WICG / turtledove

TURTLEDOVE
https://wicg.github.io/turtledove/
Other
513 stars 216 forks source link

Keeping marketing strategies private #32

Open Pl-Mrcy opened 4 years ago

Pl-Mrcy commented 4 years ago

In this system, the interest groups are available to the user. That means a competing advertiser B has direct access to specific elements of the marketing strategy of advertiser A. This may already be an issue for many advertisers.

To a much greater extent, having the bidding logic and ad bundles loaded in hundreds of millions of browsers raises serious concern for marketing strategic planning teams, even though these logics may not be directly available in clear. Indeed, marketing strategies often correlates with sensitive and proprietary information such as remaining stock, margin levels, specific partnerships, etc. Companies might not want to take the risk to expose these, which will results in lower advertising spend, as the performance they would get from it would decrease.

What would prevent to reverse engineer certain components and make sure that the logic remains fully hidden?

michaelkleber commented 4 years ago

That means a competing advertiser B has direct access to specific elements of the marketing strategy of advertiser A.

I'm not sure what you mean here. Are you referring to you being able to see what interest groups you personally are in, in your own browser? We certainly do want the browser to be able to provide that amount of transparency.

But advertiser B has no way to learn anything about advertiser A's group memberships for people in general.

To a much greater extent, having the bidding logic and ad bundles loaded in hundreds of millions of browsers raises serious concern for marketing strategic planning teams, even though these logics may not be directly available in clear.

But note that much of the logic still remains in servers! If you're an ad company, then the browser sends you two different requests, and each one is an opportunity to run all the sensitive computations you want.

The result of those computations isn't a single bid, like in today's world, it's two sets of signals that get combined to form a bid later. But the individual values in the "ad signals" and "contextual signals" bundles can be just as inscrutable as the single ad bid value is today.

As I commented in https://github.com/BasileLeparmentier/SPARROW/issues/5#issuecomment-628846717, I understand the benefit of SPARROW revealing less of this information to observers who might be competitors. And personally, I think you can make a better case for this part of SPARROW than for the part that leaks more information about the user.

But TURTLEDOVE offers a huge amount of flexibility in how your bidding logic works. It seems to me that if you want almost everything to happen server-side, and only the simplest possible JS in the final on-device bidding (say a dot product of two vectors), that option is available to you.

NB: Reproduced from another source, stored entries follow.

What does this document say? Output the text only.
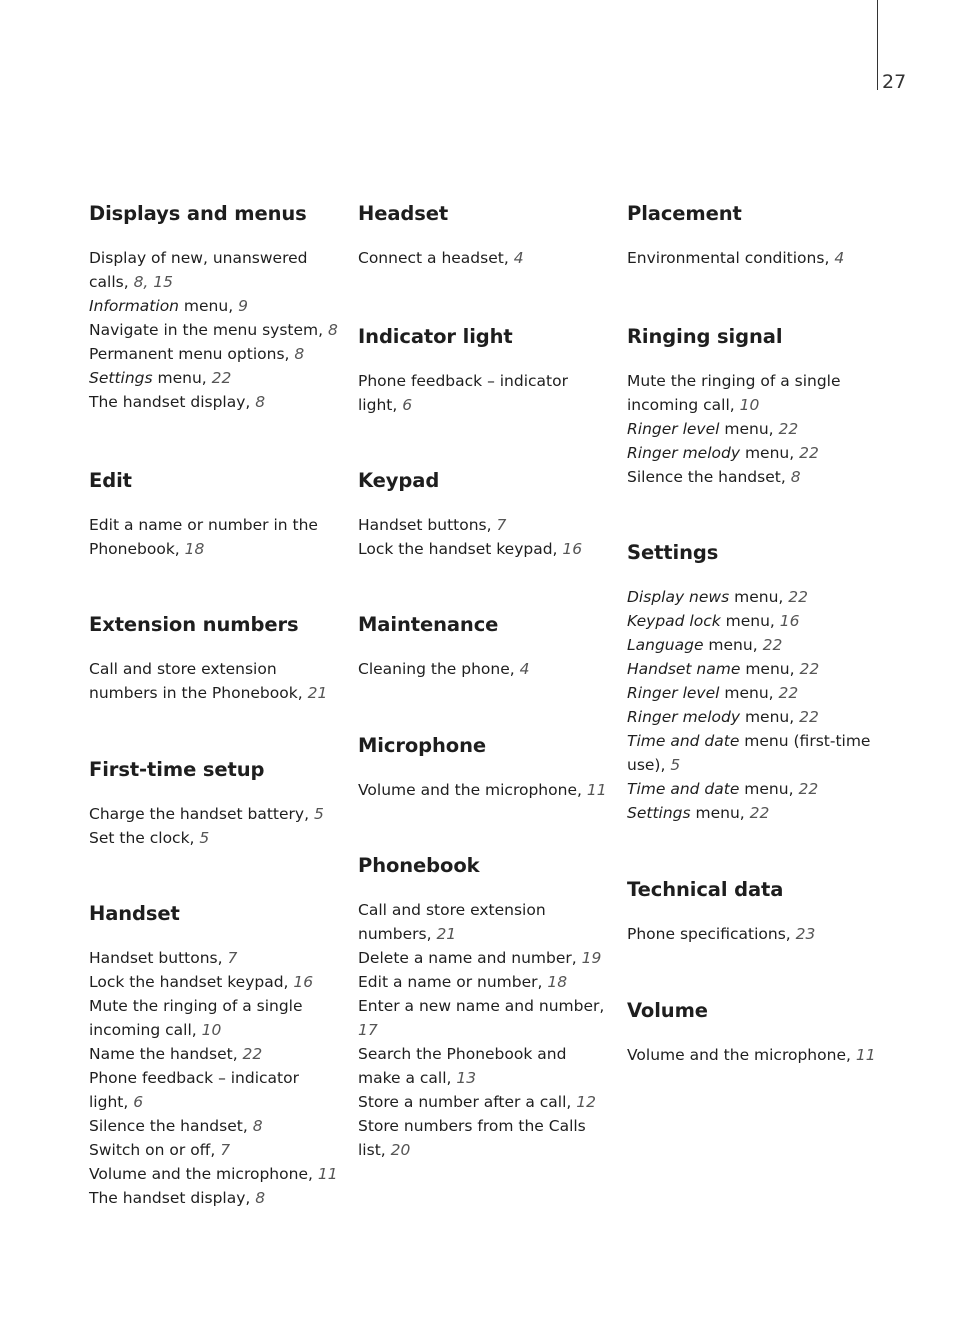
27
Displays and menus
Display of new, unanswered calls, 8, 15
Information menu, 9
Navigate in the menu system, 8
Permanent menu options, 8
Settings menu, 22
The handset display, 8
Edit
Edit a name or number in the Phonebook, 18
Extension numbers
Call and store extension numbers in the Phonebook, 21
First-time setup
Charge the handset battery, 5
Set the clock, 5
Handset
Handset buttons, 7
Lock the handset keypad, 16
Mute the ringing of a single incoming call, 10
Name the handset, 22
Phone feedback – indicator light, 6
Silence the handset, 8
Switch on or off, 7
Volume and the microphone, 11
The handset display, 8
Headset
Connect a headset, 4
Indicator light
Phone feedback – indicator light, 6
Keypad
Handset buttons, 7
Lock the handset keypad, 16
Maintenance
Cleaning the phone, 4
Microphone
Volume and the microphone, 11
Phonebook
Call and store extension numbers, 21
Delete a name and number, 19
Edit a name or number, 18
Enter a new name and number, 17
Search the Phonebook and make a call, 13
Store a number after a call, 12
Store numbers from the Calls list, 20
Placement
Environmental conditions, 4
Ringing signal
Mute the ringing of a single incoming call, 10
Ringer level menu, 22
Ringer melody menu, 22
Silence the handset, 8
Settings
Display news menu, 22
Keypad lock menu, 16
Language menu, 22
Handset name menu, 22
Ringer level menu, 22
Ringer melody menu, 22
Time and date menu (first-time use), 5
Time and date menu, 22
Settings menu, 22
Technical data
Phone specifications, 23
Volume
Volume and the microphone, 11
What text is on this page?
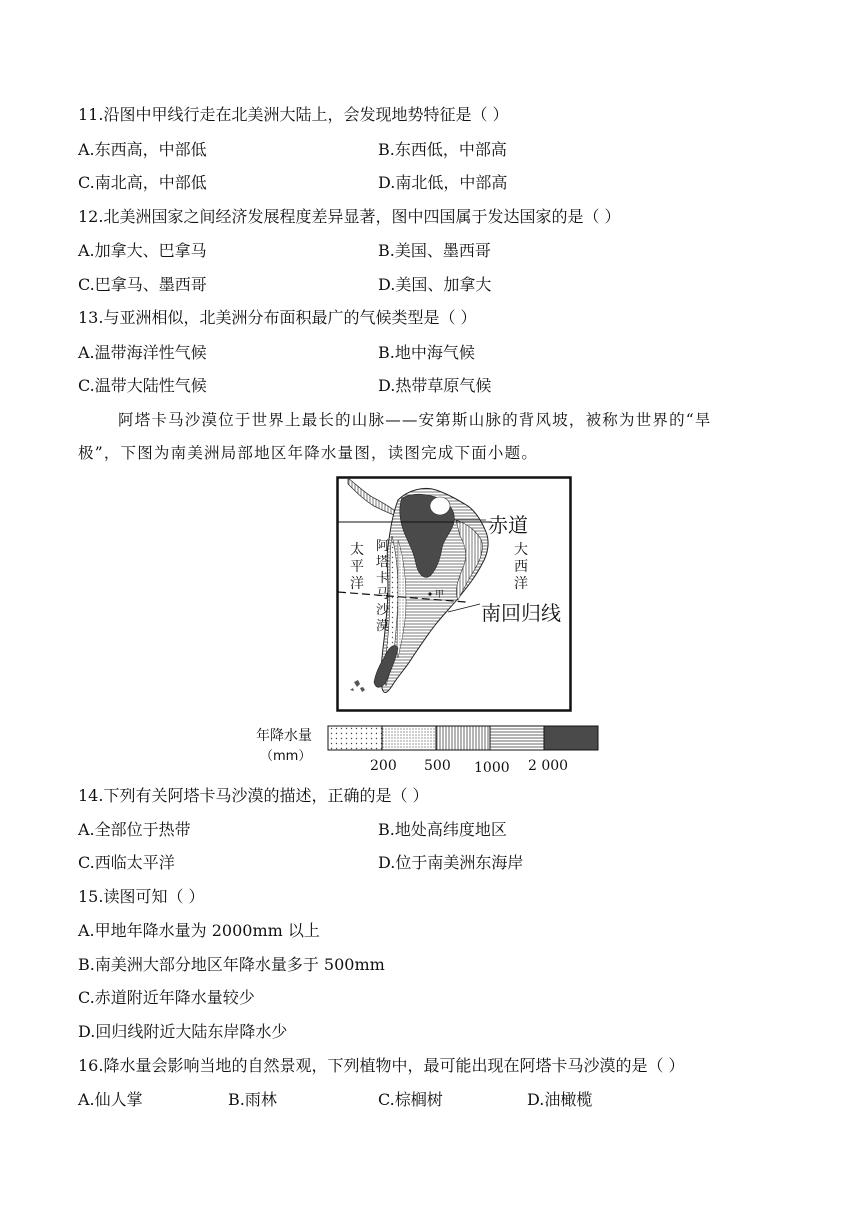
11.沿图中甲线行走在北美洲大陆上，会发现地势特征是（ ）
A.东西高，中部低	B.东西低，中部高
C.南北高，中部低	D.南北低，中部高
12.北美洲国家之间经济发展程度差异显著，图中四国属于发达国家的是（ ）
A.加拿大、巴拿马	B.美国、墨西哥
C.巴拿马、墨西哥	D.美国、加拿大
13.与亚洲相似，北美洲分布面积最广的气候类型是（ ）
A.温带海洋性气候	B.地中海气候
C.温带大陆性气候	D.热带草原气候
阿塔卡马沙漠位于世界上最长的山脉——安第斯山脉的背风坡，被称为世界的“旱
极”，下图为南美洲局部地区年降水量图，读图完成下面小题。
甲
太
平
洋
大
西
洋
阿
塔
卡
马
沙
漠
赤道
南回归线
年降水量
（mm）
200 500 1000 2 000
14.下列有关阿塔卡马沙漠的描述，正确的是（ ）
A.全部位于热带	B.地处高纬度地区
C.西临太平洋	D.位于南美洲东海岸
15.读图可知（ ）
A.甲地年降水量为 2000mm 以上
B.南美洲大部分地区年降水量多于 500mm
C.赤道附近年降水量较少
D.回归线附近大陆东岸降水少
16.降水量会影响当地的自然景观，下列植物中，最可能出现在阿塔卡马沙漠的是（ ）
A.仙人掌	B.雨林	C.棕榈树	D.油橄榄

Pl-Mrcy commented 4 years ago

We certainly do want the browser to be able to provide that amount of transparency.

I understand that and I agree with you. I was just pointing out that several advertisers already expressed concerns about this element that we consider at the core of the proposals (both TURTLEDOVE and SPARROW).

My point was more directed towards the JavaScript and other proprietary elements in the ad bundles, preloaded in the browser. How can advertisers be sure that all these elements will remain secure and impregnably locked away from the competitors?

Besides, the bid values would also be accessible within the browser and thus potentially used by the competition compared to today where they are not.

michaelkleber commented 4 years ago

Let me focus on this since it's concrete:

Besides, the bid values would also be accessible within the browser and thus potentially used by the competition compared to today where they are not.

I'm still not sure which of two things you're asking about:

(a) Inside Michael Kleber's browser, ad-company-1 is going to learn what competitor ad-company-2 is bidding, and use that to do better in this auction.

(b) Someone who works at ad-company-1 is going to browse the web and then inspect their own copy of Chrome to see what competitor ad-company-2 is bidding.

For concern (a), the usual browser same-origin-policy will prevent a competitor from meddling with your data. The browser won't let ad-company-1 see other stuff happening inside my browser. We can include protection for ad-company-2's signals, both ad-specific and contextual.

For concern (b), you're quite right that an ad-company-1 employee could find out what the bids are for showing ads to them personally. But isn't this something you can often learn today as well? In header bidding situations, the bids are available directly in the browser. And for publishers who use any mechanism for including a reserve price in their ad requests, you could have your browser issue ad requests with a variety of reserve prices to learn exactly the bid price for you specifically.

Apologies if it's neither of these and I'm still not understanding the nature of your question.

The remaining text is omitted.